Brazil, France target SWC semi-finals
Moscow - Favourites Brazil and Neymar take on a talented Belgium side in the Soccer World Cup quarter-finals on Friday while an exciting young France team led by emerging superstar Kylian Mbappe must pass a tough test against Uruguay.
As the World Cup bursts back into life with the first two quarter-finals, Brazil are aiming to continue on the path towards winning a record-extending sixth World Cup at Moscow's Luzhniki Stadium on July 15.
But first, Neymar and his star-studded supporting cast have to get past Belgium, who boast an array of their own firepower, to reach the last four.
In a Kazan Arena expected to be awash with yellow-clad Brazil fans, Belgian trio Eden Hazard, Romelu Lukaku and Kevin De Bruyne have a chance to prove they can cut it at the highest international level after so many disappointments.

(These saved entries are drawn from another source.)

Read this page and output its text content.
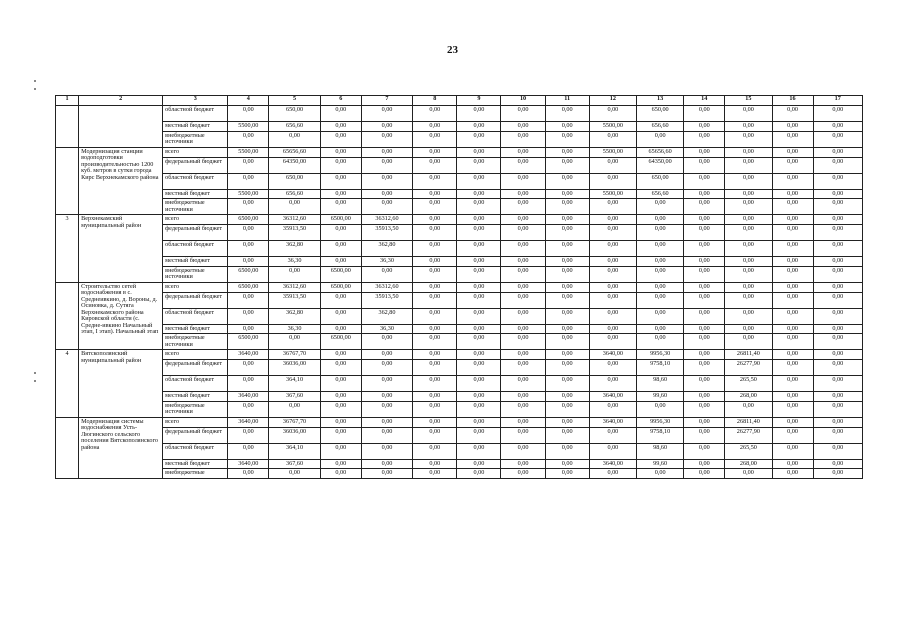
23
1	2	3	4	5	6	7	8	9	10	11	12	13	14	15	16	17
		областной бюджет	0,00	650,00	0,00	0,00	0,00	0,00	0,00	0,00	0,00	650,00	0,00	0,00	0,00	0,00
		местный бюджет	5500,00	656,60	0,00	0,00	0,00	0,00	0,00	0,00	5500,00	656,60	0,00	0,00	0,00	0,00
		внебюджетные источники	0,00	0,00	0,00	0,00	0,00	0,00	0,00	0,00	0,00	0,00	0,00	0,00	0,00	0,00
	Модернизация станции водоподготовки производительностью 1200 куб. метров в сутки города Кирс Верхнекамского района	всего	5500,00	65656,60	0,00	0,00	0,00	0,00	0,00	0,00	5500,00	65656,60	0,00	0,00	0,00	0,00
		федеральный бюджет	0,00	64350,00	0,00	0,00	0,00	0,00	0,00	0,00	0,00	64350,00	0,00	0,00	0,00	0,00
		областной бюджет	0,00	650,00	0,00	0,00	0,00	0,00	0,00	0,00	0,00	650,00	0,00	0,00	0,00	0,00
		местный бюджет	5500,00	656,60	0,00	0,00	0,00	0,00	0,00	0,00	5500,00	656,60	0,00	0,00	0,00	0,00
		внебюджетные источники	0,00	0,00	0,00	0,00	0,00	0,00	0,00	0,00	0,00	0,00	0,00	0,00	0,00	0,00
3	Верхнекамский муниципальный район	всего	6500,00	36312,60	6500,00	36312,60	0,00	0,00	0,00	0,00	0,00	0,00	0,00	0,00	0,00	0,00
		федеральный бюджет	0,00	35913,50	0,00	35913,50	0,00	0,00	0,00	0,00	0,00	0,00	0,00	0,00	0,00	0,00
		областной бюджет	0,00	362,80	0,00	362,80	0,00	0,00	0,00	0,00	0,00	0,00	0,00	0,00	0,00	0,00
		местный бюджет	0,00	36,30	0,00	36,30	0,00	0,00	0,00	0,00	0,00	0,00	0,00	0,00	0,00	0,00
		внебюджетные источники	6500,00	0,00	6500,00	0,00	0,00	0,00	0,00	0,00	0,00	0,00	0,00	0,00	0,00	0,00
	Строительство сетей водоснабжения в с. Среднеивкино, д. Вороны, д. Осиновка, д. Сутяга Верхнекамского района Кировской области (с. Средне-ивкино Начальный этап, I этап). Начальный этап	всего	6500,00	36312,60	6500,00	36312,60	0,00	0,00	0,00	0,00	0,00	0,00	0,00	0,00	0,00	0,00
		федеральный бюджет	0,00	35913,50	0,00	35913,50	0,00	0,00	0,00	0,00	0,00	0,00	0,00	0,00	0,00	0,00
		областной бюджет	0,00	362,80	0,00	362,80	0,00	0,00	0,00	0,00	0,00	0,00	0,00	0,00	0,00	0,00
		местный бюджет	0,00	36,30	0,00	36,30	0,00	0,00	0,00	0,00	0,00	0,00	0,00	0,00	0,00	0,00
		внебюджетные источники	6500,00	0,00	6500,00	0,00	0,00	0,00	0,00	0,00	0,00	0,00	0,00	0,00	0,00	0,00
4	Вятскополянский муниципальный район	всего	3640,00	36767,70	0,00	0,00	0,00	0,00	0,00	0,00	3640,00	9956,30	0,00	26811,40	0,00	0,00
		федеральный бюджет	0,00	36036,00	0,00	0,00	0,00	0,00	0,00	0,00	0,00	9758,10	0,00	26277,90	0,00	0,00
		областной бюджет	0,00	364,10	0,00	0,00	0,00	0,00	0,00	0,00	0,00	98,60	0,00	265,50	0,00	0,00
		местный бюджет	3640,00	367,60	0,00	0,00	0,00	0,00	0,00	0,00	3640,00	99,60	0,00	268,00	0,00	0,00
		внебюджетные источники	0,00	0,00	0,00	0,00	0,00	0,00	0,00	0,00	0,00	0,00	0,00	0,00	0,00	0,00
	Модернизация системы водоснабжения Усть-Люгинского сельского поселения Вятскополянского района	всего	3640,00	36767,70	0,00	0,00	0,00	0,00	0,00	0,00	3640,00	9956,30	0,00	26811,40	0,00	0,00
		федеральный бюджет	0,00	36036,00	0,00	0,00	0,00	0,00	0,00	0,00	0,00	9758,10	0,00	26277,90	0,00	0,00
		областной бюджет	0,00	364,10	0,00	0,00	0,00	0,00	0,00	0,00	0,00	98,60	0,00	265,50	0,00	0,00
		местный бюджет	3640,00	367,60	0,00	0,00	0,00	0,00	0,00	0,00	3640,00	99,60	0,00	268,00	0,00	0,00
		внебюджетные	0,00	0,00	0,00	0,00	0,00	0,00	0,00	0,00	0,00	0,00	0,00	0,00	0,00	0,00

Belgium coach Roberto Martinez acknowledged the gulf in World Cup pedigree between his side and Brazil.
"They know how to win World Cups, they've done it more than any other nation so they have that psychological barrier out of the way," the Spaniard said.
"Of course we want to win and we're going to try to win. The most important aspect tomorrow is our chance to play in the quarter-final.
"We want to enjoy our game."
Brazil coach Tite said he was desperate to win without resorting to the "horror" of penalties after three of the last-16 ties were settled by spot-kicks.
"A football match should never be settled with the horror of penalties. I don't see that as a valid result," Tite told a packed press conference on Thursday. "For me, there has to be another way."
Brazil made a slow start in Russia but hit their stride with an impressive performance to shut down Mexico in the last round, even though Neymar was roundly criticised for once again play-acting at the merest contact from an opponent.
"If I seem more relaxed, it's because the players have put me in this position by playing better," said Tite.
France overran Argentina in a last-16 match that appeared to signal the passing of a torch to a new generation of superstars, as 19-year-old Mbappe scored twice to outshine Lionel Messi and dump the 2014 finalists out of the competition.
No-one in the French camp is under any illusions that Uruguay will give them the acres of space they enjoyed against the disorganised Argentinian defence.
"Uruguay have so many assets, so many qualities," said France coach Didier Deschamps. "They defend as a unit, they play together and they love to do that."
Uruguay will make a last-minute decision on whether prolific striker Edinson Cavani will play after he suffered a calf injury in his impressive two-goal performance that ended the hopes of Cristiano Ronaldo's Portugal.
Cavani was back in training on Thursday and France are acutely aware of the threat posed by the man who plays for Paris Saint-Germain.
"I am preparing my team for if Cavani plays," Deschamps said, adding he would only know 90 minutes before kick-off.
In England, World Cup fever is building as hopes rise that Gareth Southgate's young team can beat Sweden on Saturday and reach the semi-finals for the first time since 1990.
Coach Gareth Southgate has urged his young squad to seize their chance.
"It's a great opportunity, and although our team will be individually better in two years, we might not have this opportunity again," Southgate told the BBC.
But even if England do reach the final, British political leaders and royals will not attend the match in Russia. The diplomatic boycott imposed over a nerve agent attack in southwest England is back in the spotlight after a new case of exposure to the same poison in the same area.
England or Sweden will play the winner of Saturday's other quarter-final in which host nation Russia hope to keep their rollercoaster ride through the finals going when they play Croatia.
Written off as no-hopers before the tournament, Russia are now within reach of their first World Cup semi-final since 1966.